February 19, 2019

Ray Davey on the Civil Rights campaign in Northern Ireland



Ray Davey wrote in his book ‘Take Away This Hate’ (pp. 90-92):
"It was, as far as I could see, a time of creativity and optimism among the students that I knew best. The result was that when in the Autumn term of 1968 the whole situation suddenly changed and the academic calm was rudely shattered by protest marches and confrontation, the vast majority of students were deeply shocked and completely taken by surprise. 
This was initially sparked off by unrest among students in other parts of the world. It was known as the period of student revolt. This was happening in various ways: protest against the way the universities were run, demands for more student participation in the organisation and running of the institution, as well as even more radical requests. It was part of a general reaction against structures and institutions and a demand for much more democracy instead of oligarchic and at times authoritarian control. In many centres there was violence and frequently security forces were involved. Earlier there had been the Civil Rights Campaigns in the United States. All these events and the radical and revolutionary ideas, proclaimed by a writer like Marcuse, created a whole new ethos and attitude in many campuses. 

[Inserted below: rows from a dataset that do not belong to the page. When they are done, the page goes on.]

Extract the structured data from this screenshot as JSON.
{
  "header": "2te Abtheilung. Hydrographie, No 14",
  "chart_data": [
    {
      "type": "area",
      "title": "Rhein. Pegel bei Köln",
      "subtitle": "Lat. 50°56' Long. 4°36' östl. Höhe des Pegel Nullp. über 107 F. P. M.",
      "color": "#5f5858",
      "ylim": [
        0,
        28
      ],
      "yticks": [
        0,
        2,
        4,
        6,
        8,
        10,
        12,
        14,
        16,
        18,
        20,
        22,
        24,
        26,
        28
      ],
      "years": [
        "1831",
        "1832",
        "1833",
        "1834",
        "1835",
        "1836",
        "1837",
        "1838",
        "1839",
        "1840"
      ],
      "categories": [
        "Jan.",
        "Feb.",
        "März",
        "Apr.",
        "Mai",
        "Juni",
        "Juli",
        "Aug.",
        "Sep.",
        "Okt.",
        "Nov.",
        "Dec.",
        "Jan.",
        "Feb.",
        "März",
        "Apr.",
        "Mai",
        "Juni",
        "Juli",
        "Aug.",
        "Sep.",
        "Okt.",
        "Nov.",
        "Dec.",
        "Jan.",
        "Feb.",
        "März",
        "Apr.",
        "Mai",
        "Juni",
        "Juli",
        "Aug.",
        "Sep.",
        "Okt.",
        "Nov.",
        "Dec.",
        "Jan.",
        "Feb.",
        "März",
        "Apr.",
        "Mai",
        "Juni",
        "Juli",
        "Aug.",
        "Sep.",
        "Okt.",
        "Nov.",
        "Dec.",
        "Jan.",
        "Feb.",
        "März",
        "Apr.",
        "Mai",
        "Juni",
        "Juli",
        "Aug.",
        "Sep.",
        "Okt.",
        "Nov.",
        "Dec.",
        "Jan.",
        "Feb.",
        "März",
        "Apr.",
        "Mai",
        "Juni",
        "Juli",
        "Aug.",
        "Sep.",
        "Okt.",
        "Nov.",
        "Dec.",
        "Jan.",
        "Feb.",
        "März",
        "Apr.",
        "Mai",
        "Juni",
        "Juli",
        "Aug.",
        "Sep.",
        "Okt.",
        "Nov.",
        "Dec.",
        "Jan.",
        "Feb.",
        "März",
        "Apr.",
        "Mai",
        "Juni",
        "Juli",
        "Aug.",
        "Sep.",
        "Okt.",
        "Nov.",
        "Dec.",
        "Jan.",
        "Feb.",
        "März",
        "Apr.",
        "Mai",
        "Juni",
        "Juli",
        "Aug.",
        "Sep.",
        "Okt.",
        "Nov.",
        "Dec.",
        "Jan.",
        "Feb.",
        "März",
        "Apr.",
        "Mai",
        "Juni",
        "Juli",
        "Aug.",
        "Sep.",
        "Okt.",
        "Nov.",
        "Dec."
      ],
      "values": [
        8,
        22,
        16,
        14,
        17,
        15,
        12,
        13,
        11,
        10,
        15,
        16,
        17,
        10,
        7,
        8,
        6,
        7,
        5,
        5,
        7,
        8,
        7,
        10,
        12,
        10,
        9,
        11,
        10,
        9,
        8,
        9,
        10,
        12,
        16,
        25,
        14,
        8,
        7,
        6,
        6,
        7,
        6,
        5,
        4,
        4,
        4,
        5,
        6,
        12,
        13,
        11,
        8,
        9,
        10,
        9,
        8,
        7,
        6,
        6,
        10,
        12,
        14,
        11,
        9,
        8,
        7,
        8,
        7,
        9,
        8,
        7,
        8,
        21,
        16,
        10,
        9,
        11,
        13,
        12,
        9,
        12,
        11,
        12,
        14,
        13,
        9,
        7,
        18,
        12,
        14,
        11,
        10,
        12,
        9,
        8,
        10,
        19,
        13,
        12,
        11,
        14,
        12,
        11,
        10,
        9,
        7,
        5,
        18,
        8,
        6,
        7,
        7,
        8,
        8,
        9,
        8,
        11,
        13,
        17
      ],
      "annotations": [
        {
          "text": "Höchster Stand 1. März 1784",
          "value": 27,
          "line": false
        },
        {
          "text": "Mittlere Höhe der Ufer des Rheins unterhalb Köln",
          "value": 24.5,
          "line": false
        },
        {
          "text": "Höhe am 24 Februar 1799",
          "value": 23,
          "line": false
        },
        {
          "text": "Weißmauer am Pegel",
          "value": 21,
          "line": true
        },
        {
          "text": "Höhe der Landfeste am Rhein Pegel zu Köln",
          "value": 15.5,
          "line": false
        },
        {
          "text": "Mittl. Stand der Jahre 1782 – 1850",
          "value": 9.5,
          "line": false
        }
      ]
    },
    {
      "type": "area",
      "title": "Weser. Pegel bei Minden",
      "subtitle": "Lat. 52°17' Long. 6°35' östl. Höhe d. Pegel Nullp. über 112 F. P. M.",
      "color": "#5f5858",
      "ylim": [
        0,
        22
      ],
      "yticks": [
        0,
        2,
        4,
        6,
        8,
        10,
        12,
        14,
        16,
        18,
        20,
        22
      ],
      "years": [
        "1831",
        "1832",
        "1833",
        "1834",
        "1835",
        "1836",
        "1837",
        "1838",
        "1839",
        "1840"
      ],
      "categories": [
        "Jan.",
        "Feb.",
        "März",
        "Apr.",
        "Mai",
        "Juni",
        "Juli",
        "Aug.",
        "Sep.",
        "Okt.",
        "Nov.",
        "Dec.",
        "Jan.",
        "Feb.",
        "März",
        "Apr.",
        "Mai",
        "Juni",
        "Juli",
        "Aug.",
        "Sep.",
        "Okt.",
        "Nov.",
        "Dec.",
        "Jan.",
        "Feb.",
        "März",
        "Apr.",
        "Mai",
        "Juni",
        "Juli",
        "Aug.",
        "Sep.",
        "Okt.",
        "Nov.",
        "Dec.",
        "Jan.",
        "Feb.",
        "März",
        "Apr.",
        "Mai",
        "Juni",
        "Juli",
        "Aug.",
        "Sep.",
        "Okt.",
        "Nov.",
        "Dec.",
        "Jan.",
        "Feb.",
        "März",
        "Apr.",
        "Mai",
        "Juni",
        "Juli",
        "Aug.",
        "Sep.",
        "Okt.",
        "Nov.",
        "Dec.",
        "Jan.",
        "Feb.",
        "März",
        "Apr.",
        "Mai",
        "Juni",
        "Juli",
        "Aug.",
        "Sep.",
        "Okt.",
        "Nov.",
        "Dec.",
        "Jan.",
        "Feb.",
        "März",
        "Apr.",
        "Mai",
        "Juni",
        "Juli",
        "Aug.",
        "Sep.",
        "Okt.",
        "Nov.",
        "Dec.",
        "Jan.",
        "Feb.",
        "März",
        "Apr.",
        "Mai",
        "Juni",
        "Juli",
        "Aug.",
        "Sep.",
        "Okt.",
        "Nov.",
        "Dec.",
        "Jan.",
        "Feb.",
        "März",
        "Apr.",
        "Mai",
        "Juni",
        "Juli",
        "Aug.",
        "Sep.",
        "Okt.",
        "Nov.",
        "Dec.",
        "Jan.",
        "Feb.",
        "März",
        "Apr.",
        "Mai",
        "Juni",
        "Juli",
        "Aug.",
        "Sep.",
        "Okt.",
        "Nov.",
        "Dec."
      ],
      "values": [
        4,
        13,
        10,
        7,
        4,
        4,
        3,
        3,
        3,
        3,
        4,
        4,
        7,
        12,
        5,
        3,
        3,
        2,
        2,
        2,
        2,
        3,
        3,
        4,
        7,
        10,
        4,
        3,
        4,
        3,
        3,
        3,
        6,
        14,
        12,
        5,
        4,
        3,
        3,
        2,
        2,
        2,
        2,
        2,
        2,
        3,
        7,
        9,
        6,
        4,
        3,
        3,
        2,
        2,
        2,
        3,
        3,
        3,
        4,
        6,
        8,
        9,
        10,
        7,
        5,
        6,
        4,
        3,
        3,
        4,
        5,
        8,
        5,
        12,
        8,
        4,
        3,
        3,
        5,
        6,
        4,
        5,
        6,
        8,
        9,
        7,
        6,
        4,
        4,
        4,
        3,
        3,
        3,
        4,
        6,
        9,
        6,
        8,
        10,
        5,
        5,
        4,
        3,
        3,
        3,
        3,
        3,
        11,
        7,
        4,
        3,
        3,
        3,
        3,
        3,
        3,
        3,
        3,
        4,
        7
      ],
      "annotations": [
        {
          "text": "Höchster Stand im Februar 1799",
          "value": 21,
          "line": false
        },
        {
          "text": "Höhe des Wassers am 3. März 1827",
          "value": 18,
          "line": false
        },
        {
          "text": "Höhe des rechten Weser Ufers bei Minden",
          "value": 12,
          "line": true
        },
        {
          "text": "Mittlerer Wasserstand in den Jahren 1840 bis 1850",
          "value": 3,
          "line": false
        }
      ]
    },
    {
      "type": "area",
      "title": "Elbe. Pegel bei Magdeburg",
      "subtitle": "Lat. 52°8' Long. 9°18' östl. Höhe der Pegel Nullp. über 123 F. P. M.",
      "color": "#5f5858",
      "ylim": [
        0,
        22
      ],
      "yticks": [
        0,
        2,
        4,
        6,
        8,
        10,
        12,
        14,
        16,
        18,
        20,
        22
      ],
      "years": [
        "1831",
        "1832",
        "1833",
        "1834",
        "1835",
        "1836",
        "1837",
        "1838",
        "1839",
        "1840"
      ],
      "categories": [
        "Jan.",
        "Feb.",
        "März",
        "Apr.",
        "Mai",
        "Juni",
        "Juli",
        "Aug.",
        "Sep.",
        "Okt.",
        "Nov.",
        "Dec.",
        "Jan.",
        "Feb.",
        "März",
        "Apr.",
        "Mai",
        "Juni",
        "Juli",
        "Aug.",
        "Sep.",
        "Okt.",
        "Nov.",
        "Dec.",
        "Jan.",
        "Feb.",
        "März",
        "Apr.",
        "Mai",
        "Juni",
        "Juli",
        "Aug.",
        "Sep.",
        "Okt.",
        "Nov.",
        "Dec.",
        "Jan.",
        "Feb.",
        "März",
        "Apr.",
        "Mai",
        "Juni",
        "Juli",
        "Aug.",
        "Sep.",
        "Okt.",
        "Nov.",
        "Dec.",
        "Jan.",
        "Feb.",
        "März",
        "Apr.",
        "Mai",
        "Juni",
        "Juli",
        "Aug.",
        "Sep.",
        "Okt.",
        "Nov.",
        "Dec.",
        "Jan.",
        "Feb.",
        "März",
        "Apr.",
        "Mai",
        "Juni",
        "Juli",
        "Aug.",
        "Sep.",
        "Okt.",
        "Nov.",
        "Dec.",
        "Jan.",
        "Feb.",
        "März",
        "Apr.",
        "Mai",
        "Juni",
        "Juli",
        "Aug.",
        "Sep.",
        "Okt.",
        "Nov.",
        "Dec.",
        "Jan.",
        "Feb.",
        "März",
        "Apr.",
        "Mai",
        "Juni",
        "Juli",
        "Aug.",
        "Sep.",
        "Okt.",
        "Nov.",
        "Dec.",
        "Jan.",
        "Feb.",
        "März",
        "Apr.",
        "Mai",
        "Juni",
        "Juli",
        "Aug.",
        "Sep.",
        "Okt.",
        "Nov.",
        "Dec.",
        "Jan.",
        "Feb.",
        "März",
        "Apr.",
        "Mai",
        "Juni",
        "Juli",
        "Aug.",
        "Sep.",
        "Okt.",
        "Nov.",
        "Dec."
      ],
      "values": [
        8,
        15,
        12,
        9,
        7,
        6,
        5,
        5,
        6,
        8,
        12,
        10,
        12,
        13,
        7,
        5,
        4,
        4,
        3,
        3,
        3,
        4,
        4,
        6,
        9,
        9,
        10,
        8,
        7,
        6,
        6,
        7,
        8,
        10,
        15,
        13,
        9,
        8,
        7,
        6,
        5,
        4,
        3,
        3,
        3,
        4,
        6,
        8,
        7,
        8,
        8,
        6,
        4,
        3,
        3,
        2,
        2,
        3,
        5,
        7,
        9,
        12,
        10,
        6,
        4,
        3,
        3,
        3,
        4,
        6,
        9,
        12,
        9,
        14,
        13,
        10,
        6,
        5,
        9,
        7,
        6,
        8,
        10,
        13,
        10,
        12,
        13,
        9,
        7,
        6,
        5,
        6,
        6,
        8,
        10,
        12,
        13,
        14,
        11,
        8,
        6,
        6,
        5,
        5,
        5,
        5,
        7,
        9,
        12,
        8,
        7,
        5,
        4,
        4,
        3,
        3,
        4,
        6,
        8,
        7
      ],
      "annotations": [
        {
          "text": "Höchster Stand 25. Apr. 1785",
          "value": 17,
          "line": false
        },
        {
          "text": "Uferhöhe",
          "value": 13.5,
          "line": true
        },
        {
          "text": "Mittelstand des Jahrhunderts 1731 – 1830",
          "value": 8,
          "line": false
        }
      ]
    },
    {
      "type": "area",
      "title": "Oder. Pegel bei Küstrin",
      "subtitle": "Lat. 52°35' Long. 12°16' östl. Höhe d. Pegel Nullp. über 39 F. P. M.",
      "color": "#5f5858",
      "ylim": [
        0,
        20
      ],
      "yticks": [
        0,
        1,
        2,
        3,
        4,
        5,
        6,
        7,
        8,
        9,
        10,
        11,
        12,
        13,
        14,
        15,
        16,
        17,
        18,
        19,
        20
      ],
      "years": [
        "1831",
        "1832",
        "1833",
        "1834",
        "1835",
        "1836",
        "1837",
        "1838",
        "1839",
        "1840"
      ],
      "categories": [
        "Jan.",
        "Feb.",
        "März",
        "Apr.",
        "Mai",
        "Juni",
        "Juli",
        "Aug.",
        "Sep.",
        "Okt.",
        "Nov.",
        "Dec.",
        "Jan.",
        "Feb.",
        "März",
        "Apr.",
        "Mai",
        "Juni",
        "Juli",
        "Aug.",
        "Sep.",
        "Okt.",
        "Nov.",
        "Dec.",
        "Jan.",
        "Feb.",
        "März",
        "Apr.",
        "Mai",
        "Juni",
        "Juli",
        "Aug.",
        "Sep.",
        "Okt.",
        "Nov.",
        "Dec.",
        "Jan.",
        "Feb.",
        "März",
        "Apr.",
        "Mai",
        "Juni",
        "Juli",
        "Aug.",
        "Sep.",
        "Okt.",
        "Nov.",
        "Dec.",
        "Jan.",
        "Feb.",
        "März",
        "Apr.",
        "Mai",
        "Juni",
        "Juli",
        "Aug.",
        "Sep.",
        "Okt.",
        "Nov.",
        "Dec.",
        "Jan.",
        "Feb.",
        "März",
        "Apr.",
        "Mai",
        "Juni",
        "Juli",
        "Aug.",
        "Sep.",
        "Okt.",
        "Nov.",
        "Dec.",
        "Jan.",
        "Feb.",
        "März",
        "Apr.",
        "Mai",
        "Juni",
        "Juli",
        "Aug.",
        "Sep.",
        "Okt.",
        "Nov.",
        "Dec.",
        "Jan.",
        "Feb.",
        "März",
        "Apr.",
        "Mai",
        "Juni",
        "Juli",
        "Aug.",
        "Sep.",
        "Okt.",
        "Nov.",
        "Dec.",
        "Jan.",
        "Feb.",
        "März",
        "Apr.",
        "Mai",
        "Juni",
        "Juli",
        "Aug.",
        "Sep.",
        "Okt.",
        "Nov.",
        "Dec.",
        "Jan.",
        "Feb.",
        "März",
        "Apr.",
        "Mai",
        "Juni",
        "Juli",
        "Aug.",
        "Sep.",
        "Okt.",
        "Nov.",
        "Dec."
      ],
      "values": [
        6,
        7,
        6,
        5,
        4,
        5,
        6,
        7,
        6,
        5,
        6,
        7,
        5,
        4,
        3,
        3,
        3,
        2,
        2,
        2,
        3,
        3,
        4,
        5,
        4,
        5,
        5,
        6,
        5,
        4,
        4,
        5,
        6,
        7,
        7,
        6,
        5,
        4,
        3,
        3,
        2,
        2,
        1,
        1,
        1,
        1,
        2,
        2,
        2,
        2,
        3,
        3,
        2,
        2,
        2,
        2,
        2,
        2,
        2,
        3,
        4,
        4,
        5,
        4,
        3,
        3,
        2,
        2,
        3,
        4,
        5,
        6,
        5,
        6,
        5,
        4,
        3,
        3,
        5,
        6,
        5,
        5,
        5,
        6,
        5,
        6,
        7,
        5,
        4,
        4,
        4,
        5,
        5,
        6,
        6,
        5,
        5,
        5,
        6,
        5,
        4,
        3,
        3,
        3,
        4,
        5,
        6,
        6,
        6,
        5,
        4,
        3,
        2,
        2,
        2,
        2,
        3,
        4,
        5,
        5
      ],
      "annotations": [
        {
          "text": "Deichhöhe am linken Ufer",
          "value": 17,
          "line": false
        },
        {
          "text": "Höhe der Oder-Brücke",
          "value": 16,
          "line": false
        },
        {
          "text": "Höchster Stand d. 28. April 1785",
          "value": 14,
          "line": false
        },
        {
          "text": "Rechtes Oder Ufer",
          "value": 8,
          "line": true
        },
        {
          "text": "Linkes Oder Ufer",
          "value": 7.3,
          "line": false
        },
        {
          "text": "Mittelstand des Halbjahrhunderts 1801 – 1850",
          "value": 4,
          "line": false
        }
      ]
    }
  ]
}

It was very obvious that this new thinking and approach would find fertile soil in Northern Ireland among the new generation of students who were the first generation of their tradition to have higher education as the result of the 1947 Education Act. These young people were able to articulate their feelings and asserted that they were no longer willing to be treated as second-class citizens. They were well aware of all the grievances they and their elders had to endure, such as discrimination in housing, employment and in local government. They were also very conscious of the Special Powers Legislation and had little confidence in the status quo at Stormont. 
I learnt much of how they felt, when with several of my fellow chaplains I attended the early meetings of the new radical group, the People’s Democracy. This was mainly made up of students from a Nationalist background and also members of the Youth Socialist Group which included many who were not students. Events soon escalated. There were several civil rights marches in Belfast very widely supported by students and staff. 
Soon came the much publicised civil rights march in Derry when the Minister of Home Affairs over-reacted and many of participants were batoned by the police. The march from Belfast to Derry, started by a small group of People’s Democracy, again drew a violent reaction, and the events of Burntollet bridge became part of history. Here the marchers were ambushed by Loyalists who claimed that Republican flags were being displayed, and that IRA supporters were in the procession. So polarisation increased, as did the danger of much greater violence, with the Loyalists becoming more articulate and organised. 
The gives something of the atmosphere of these traumatic weeks. I can remember the various responses of the student population, because Queen’s now found itself very much in the limelight, as most of the activists at that time were students. I need only mention Bernadette Devlin, Michael Farrell and Eamonn McCann. Student opinion was naturally deeply divided. There were those who were set not only on Civil Rights and alterations in the present administration, but on more revolutionary change, and had as their ideal the Workers’ Republic as envisaged by James Connolly before the 1916 Rising. There was a much larger number of those who were from a Nationalist background who did believe in change, but did not believe in, or want, violence.  
Those I was in touch with were for the most part from the Unionist tradition. Most of them were deeply perplexed and shaken by what was happening, as they had hitherto little idea of how their fellow students of a the Catholic-Nationalist tradition felt. Many of the more thoughtful were deeply disturbed when they because aware of the various forms of discrimination and indeed took part in the early Civil Rights marches. As the situation developed and hardened they realised that much more than civil rights were involved; in fact it implied a United Ireland, and this was in complete opposition to their whole outlook and background."